Üsteğmen Mesut Kılıç tören alanında yaptığı konuşmada, “1071’de Malazgirt Zaferi ile başlayan Anadolu mücadelemizi, kudretimizi ve cesaretimizi hazmedemeyen Avrupa yüzyıllardır zayıf anımızı gözetmiş, her fırsatta bizi tarih sahnesinden, dünya haritasından silmek istemişti. Nihayet güçsüz ve zayıf bir anda 1. Dünya Savaşına girmek zorunda bırakılan Türk ulusu her cephede şanlı tarihine kahramanlık sayfaları eklediği halde, birlikte savaştığı müttefiklerinin yenilgiyi kabul etmesiyle yenik sayılmış. Ordusu dağıtılarak, korumasız ve güvenliksiz bırakılmıştır. Montros mütarekesi ile bu amaçlarını pekiştirmişler ve güzel Anadolumuzu paylaşma ihtirasına kapılmışlardır. Onlar bu zafer sarhoşluğu ile şarkılar söylerken Türk ulusunun özgürlük ve bağımsızlık coşkusu bir sel halini alıyor ve Mustafa Kemal bir güneş gibi doğuyordu. Anadolu halkı tek yumruk olarak dış ve iç ihanetlerin odakları karşısında ve yokluklar içerisinde büyük fedakarlıklarla verdiği Kurtuluş Savaşı’nda en son Başkomutanlık Meydan Muharebesi’ni de kazanarak kesin zafere ulaşmıştır.
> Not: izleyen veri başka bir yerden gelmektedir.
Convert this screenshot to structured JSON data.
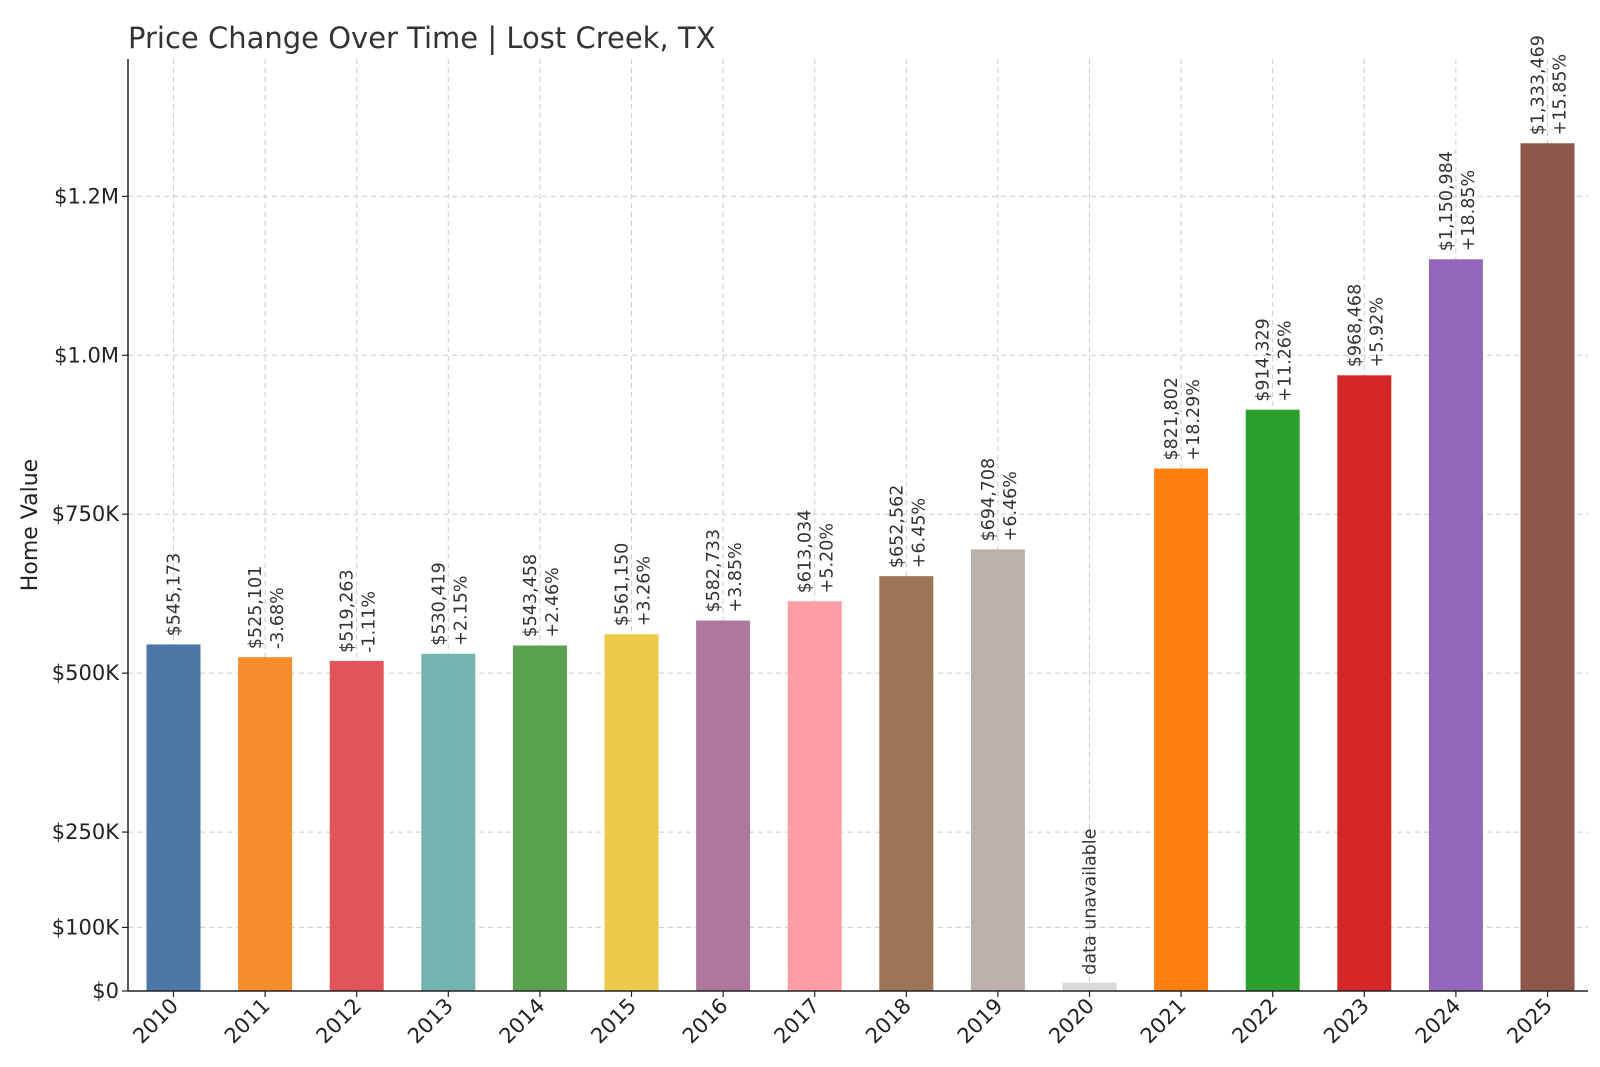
{
  "chart_data": {
    "type": "bar",
    "title": "Price Change Over Time | Lost Creek, TX",
    "xlabel": "",
    "ylabel": "Home Value",
    "ylim": [
      0,
      1466000
    ],
    "grid": true,
    "categories": [
      "2010",
      "2011",
      "2012",
      "2013",
      "2014",
      "2015",
      "2016",
      "2017",
      "2018",
      "2019",
      "2020",
      "2021",
      "2022",
      "2023",
      "2024",
      "2025"
    ],
    "values": [
      545173,
      525101,
      519263,
      530419,
      543458,
      561150,
      582733,
      613034,
      652562,
      694708,
      null,
      821802,
      914329,
      968468,
      1150984,
      1333469
    ],
    "value_labels": [
      "$545,173",
      "$525,101",
      "$519,263",
      "$530,419",
      "$543,458",
      "$561,150",
      "$582,733",
      "$613,034",
      "$652,562",
      "$694,708",
      "",
      "$821,802",
      "$914,329",
      "$968,468",
      "$1,150,984",
      "$1,333,469"
    ],
    "change_labels": [
      "",
      "-3.68%",
      "-1.11%",
      "+2.15%",
      "+2.46%",
      "+3.26%",
      "+3.85%",
      "+5.20%",
      "+6.45%",
      "+6.46%",
      "",
      "+18.29%",
      "+11.26%",
      "+5.92%",
      "+18.85%",
      "+15.85%"
    ],
    "missing_label": "data unavailable",
    "missing_bar_value": 13000,
    "colors": [
      "#4c78a8",
      "#f58d2c",
      "#e0555a",
      "#72b4af",
      "#59a14f",
      "#ecc94b",
      "#ae779f",
      "#ff9da6",
      "#9c7558",
      "#bab0ac",
      "#d9d9d9",
      "#ff7f0e",
      "#2ca02c",
      "#d62728",
      "#9467bd",
      "#8c564b"
    ],
    "yticks": [
      {
        "value": 0,
        "label": "$0"
      },
      {
        "value": 100000,
        "label": "$100K"
      },
      {
        "value": 250000,
        "label": "$250K"
      },
      {
        "value": 500000,
        "label": "$500K"
      },
      {
        "value": 750000,
        "label": "$750K"
      },
      {
        "value": 1000000,
        "label": "$1.0M"
      },
      {
        "value": 1250000,
        "label": "$1.2M"
      }
    ]
  }
}
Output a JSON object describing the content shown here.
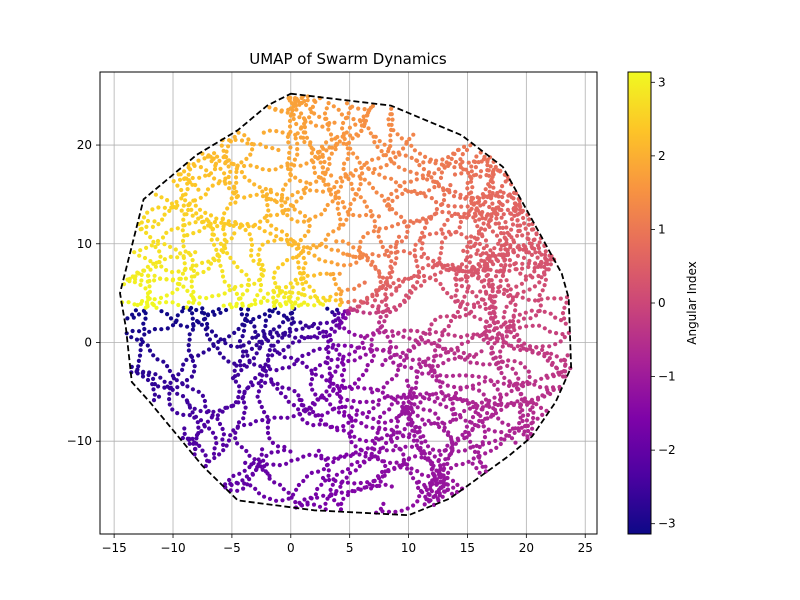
{
  "chart_data": {
    "type": "scatter",
    "title": "UMAP of Swarm Dynamics",
    "xlabel": "",
    "ylabel": "",
    "xlim": [
      -16.2,
      26.0
    ],
    "ylim": [
      -19.4,
      27.4
    ],
    "x_ticks": [
      -15,
      -10,
      -5,
      0,
      5,
      10,
      15,
      20,
      25
    ],
    "y_ticks": [
      -10,
      0,
      10,
      20
    ],
    "grid": true,
    "colormap": "plasma",
    "colorbar": {
      "label": "Angular Index",
      "range": [
        -3.14,
        3.14
      ],
      "ticks": [
        3,
        2,
        1,
        0,
        -1,
        -2,
        -3
      ],
      "tick_labels": [
        "3",
        "2",
        "1",
        "0",
        "−1",
        "−2",
        "−3"
      ]
    },
    "hull": {
      "style": "dashed",
      "color": "#000000",
      "points": [
        [
          0.0,
          25.2
        ],
        [
          8.5,
          24.0
        ],
        [
          14.5,
          21.0
        ],
        [
          18.0,
          17.8
        ],
        [
          23.0,
          7.0
        ],
        [
          23.6,
          4.5
        ],
        [
          23.8,
          -2.5
        ],
        [
          22.5,
          -6.0
        ],
        [
          20.5,
          -9.5
        ],
        [
          18.5,
          -11.5
        ],
        [
          13.5,
          -15.8
        ],
        [
          10.0,
          -17.5
        ],
        [
          2.0,
          -17.0
        ],
        [
          -4.5,
          -16.0
        ],
        [
          -7.5,
          -12.5
        ],
        [
          -12.0,
          -6.0
        ],
        [
          -13.5,
          -4.0
        ],
        [
          -14.0,
          1.5
        ],
        [
          -14.5,
          5.0
        ],
        [
          -12.5,
          14.5
        ],
        [
          -8.0,
          19.0
        ],
        [
          -4.5,
          21.5
        ],
        [
          -2.0,
          24.0
        ]
      ]
    },
    "point_generation": {
      "description_of_data": "closed snake-like curves inside the hull; each point coloured by its angular index (atan2 about the centre)",
      "center": [
        4.6,
        3.5
      ],
      "count": 3600,
      "color_range": [
        -3.14,
        3.14
      ]
    }
  }
}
19 Mayıs 1919’da başlatılan Kurtuluş Savaşı ile istilacı düşman ordusuna üst üste darbeler vurulmuş ancak yurdumun içerisinde ilerleyen düşmanın vatanın bağrından atılabilmesi için sıra kesin sonuçlu bir harekâta gelmişti.
Ya İstiklal Ya Ölüm parolası ile başlayan muharebede elde edilen bu büyük zafer Türk’ün bağrına dayanan hançerin ulusça sökülmesi, özgürlük ve haysiyetimizi yok etmek isteyenlerin dize getirilmesi destanıdır.
Ne mutlu bize ki, tarihi zaferlerle dolu bir ulusun çocuklarıyız. Ne mutlu bize ki geleceğimize yön verecek ve göğsümüzü gererek Türküm diyebilecek şanlı bir tarihimiz var. Çünkü bu vatanın ordusu yalnızca silah altındaki evlatlarından ibaret değildir. Vatanımız bir kışla, ulusumuz bu kışlanın askerleridir. Silahlı kuvvetlerde Türk ulusunun yenilmez gücünün timsali, Türk istiklalinin ve vatanın bölünmez bütünlüğünün sonsuz güvencesidir.
Her evresiyle düşünülmüş, hazırlanmış, yönetilmiş ve zaferle sonuçlandırılmış olan büyük taarruz Türk ordusunun yüksek kudret ve kahramanlığını bir kez daha anlatan büyük bir eserdir. Biz böyle bir ulusun evlatları olarak ant içtik, kanla, irfanla kurulan bu Cumhuriyeti korumak ve yüceltmek için canla başla mücadele edeceğiz.26 Ağustos 1071’de vatan olan Anadolu’nun 26 Ağustos 1922’de de vatan kalacağı sonsuza kadar kanıtlanmıştır. Ne mutlu Türk’üm diyene” dedi.